Sunday, February 24, 2013

Passage Planning

Waiting is the hardest part. My mind was busy with coordinating moorage, insurance, final payments, delivery, my work schedule, and of course the trip down stateside to pick 'er  up. That would be the fun part, bringing her back.

I gave my friend Kinc the first right of refusal to come along for the adventure. He didn't refuse. So I guess he's my crew. I'm glad he's along for the ride. The plan would have us travel to Bellingham WA and take possession of the Corleto and set sail and head north. It sounds simple enough, how hard could that be? But these waters are somewhere I have not been to before, there was research and charts to be studied.

The sound of pencils, dividers, plastic parallels hitting the table got Charlene's attention.
"What are you doing?" she asked.
"I am going to do some calculations and planning as to how we will travel from Bellingham north"
She left me to it and I spread Chart #3462- Juan De Fuca Strait to Strait of Georgia. and began my passage plan.

I scratched notes and muttered to myself as I drew course lines and translated tide tables and currents. It was a task that has to be done and I took a great deal of satisfaction when I was finished. Surely the Coastal Nav course of last year was a big help. I sent the plan to First Officer Kinc for his opinion.
I had calculated that our trip to Point Roberts would be some 31 nautical miles and would involve 4 waypoints with course changes to avoid hazards on the journey.

Making my Passage Plan- photo by Charlene

He had taken the liberty of pre programming his marine GPS and wouldn't you know it, our course plots were damn near identical. This gave me confidence in my plan. All I needed now was to check the Marine forecasts and we will be off to the races.

As with so many good plans, mother nature lays them to waste. The routing was fine, but the forecasts called for Gale Force winds. This is not unusual for this time of the year, after all it's still winter. But we have had rather benign winter with little or no major storms.

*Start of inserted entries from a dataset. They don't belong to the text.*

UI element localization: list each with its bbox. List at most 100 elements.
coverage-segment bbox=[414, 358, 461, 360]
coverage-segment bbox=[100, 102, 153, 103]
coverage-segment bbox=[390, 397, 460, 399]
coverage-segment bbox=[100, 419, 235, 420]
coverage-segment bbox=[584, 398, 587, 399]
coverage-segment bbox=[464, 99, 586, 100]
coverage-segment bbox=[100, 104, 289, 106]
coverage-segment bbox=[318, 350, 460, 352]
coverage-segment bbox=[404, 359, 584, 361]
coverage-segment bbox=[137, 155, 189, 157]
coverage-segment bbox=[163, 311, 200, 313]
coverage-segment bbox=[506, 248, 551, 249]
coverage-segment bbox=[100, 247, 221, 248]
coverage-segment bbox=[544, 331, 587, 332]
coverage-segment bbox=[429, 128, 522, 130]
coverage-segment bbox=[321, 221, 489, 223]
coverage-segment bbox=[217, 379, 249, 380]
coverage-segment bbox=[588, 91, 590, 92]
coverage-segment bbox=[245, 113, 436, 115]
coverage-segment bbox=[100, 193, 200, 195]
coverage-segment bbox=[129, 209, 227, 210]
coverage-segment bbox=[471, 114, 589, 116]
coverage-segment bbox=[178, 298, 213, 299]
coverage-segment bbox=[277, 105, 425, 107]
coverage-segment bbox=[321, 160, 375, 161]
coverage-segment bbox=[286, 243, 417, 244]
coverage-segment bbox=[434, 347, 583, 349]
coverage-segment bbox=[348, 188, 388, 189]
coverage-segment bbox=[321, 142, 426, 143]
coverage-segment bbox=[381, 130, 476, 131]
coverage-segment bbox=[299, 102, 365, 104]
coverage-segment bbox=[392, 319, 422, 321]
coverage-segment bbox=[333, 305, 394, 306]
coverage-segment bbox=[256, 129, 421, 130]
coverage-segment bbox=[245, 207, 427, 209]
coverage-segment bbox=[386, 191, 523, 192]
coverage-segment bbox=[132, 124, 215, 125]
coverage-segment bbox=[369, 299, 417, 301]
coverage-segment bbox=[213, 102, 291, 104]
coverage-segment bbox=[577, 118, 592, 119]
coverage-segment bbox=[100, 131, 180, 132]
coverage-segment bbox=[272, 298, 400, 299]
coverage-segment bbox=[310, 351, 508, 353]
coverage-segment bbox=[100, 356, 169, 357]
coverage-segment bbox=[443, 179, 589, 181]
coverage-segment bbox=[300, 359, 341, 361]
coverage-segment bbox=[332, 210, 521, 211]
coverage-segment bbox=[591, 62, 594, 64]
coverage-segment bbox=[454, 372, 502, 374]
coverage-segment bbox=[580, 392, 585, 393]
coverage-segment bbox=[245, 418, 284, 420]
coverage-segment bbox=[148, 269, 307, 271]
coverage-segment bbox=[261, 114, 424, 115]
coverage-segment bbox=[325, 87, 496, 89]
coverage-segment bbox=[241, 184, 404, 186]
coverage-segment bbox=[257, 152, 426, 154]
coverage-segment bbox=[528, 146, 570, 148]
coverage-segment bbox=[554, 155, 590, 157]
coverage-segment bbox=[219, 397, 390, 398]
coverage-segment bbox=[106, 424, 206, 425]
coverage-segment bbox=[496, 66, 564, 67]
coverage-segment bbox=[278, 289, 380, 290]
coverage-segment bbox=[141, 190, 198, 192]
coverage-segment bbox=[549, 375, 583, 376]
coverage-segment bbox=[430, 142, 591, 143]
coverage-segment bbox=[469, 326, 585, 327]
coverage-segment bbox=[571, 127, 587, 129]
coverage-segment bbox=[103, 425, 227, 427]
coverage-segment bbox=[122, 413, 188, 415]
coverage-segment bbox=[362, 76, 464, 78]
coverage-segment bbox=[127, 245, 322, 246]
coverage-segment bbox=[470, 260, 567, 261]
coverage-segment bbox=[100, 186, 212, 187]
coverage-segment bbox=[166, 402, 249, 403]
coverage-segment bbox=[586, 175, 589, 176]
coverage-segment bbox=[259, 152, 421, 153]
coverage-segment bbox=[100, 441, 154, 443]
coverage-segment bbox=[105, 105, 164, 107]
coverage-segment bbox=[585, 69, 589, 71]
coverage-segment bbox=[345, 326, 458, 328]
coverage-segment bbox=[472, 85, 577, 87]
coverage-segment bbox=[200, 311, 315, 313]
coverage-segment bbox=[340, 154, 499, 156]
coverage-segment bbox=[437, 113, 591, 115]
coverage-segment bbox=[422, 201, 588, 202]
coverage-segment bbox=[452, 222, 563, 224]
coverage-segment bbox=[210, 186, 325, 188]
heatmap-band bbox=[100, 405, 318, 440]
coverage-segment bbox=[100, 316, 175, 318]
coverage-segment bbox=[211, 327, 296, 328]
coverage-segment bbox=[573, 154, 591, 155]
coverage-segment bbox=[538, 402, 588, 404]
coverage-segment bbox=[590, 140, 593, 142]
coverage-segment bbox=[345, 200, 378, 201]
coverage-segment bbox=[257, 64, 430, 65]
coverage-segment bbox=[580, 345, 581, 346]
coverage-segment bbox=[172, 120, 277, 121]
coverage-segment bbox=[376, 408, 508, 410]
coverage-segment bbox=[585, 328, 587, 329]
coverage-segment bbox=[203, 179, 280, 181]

I got the word from my perspective delivery skipper that the weather was suspect for the delivery window of Feb 22-25. This was the first setback since embarking on this whole adventure. It might mean I have to wait to get my hands on the tiller.
Then, what I thought was my second setback, my man Jack, who was going to deliver the boat had to back out. I now was faced with perhaps aborting the handover and postponing for a couple of weeks.
Before I could begin with making the calls cancelling Kinc, and time off, my phone rings and Dave the Boat Broker has already found me a new delivery skipper.

This was a good sign, the new skipper was a very experienced sailor in his own right as well as a marine designer and marine surveyor. What luck.
His name is Richard and his plan was to leave on a favorable tide in the wee hours of the morning and have the Corleto in Bellingham before the end of the day. He would call and update his progress as he set a course up the Rosario Strait north toward Bellingham. As it happened, he would set out on the morning of Feb. 21.
I ended up with a wicked head cold as a result of an earlier road assignment. When Richard called on route, I was hopped up on cold meds. He explained to me that a bilge pump had failed and that there was "considerable water" in the bilge. In my state I thought that the boat was about to become a submarine and that I would be the proud owner of Das Boat and my adventures would be of the underwater kind. Needless to say Thursday was an anxious day.
When Richard called from the Bellingham dock, he told me that the boat had performed "very well" and that the bilge thing was more of a piss off than a major problem. That "she was not taking on any water" and was nicely tied up at the pier. The problem with the pump was likely a fuse and that the water was likely a bad check valve. All things that can easily be repaired or at least dealt with before the journey to Point Roberts.

Rechecking the Chart- photo by Charlene

But my imagination coupled with my lack of sleep would get the best of me. The wait to get to Bellingham taxing, the weather forecasts have been less than promising. I was beginning to think that when I get there all that would be showing is the top of the mast at the slip. Fortunately its only my mind playing tricks on me. And what snapped me out of it, reviewing my passage plan, re-calculating and redoing tide predictions. It has me focused on the task at hand.

And that task begins tomorrow at 07:00.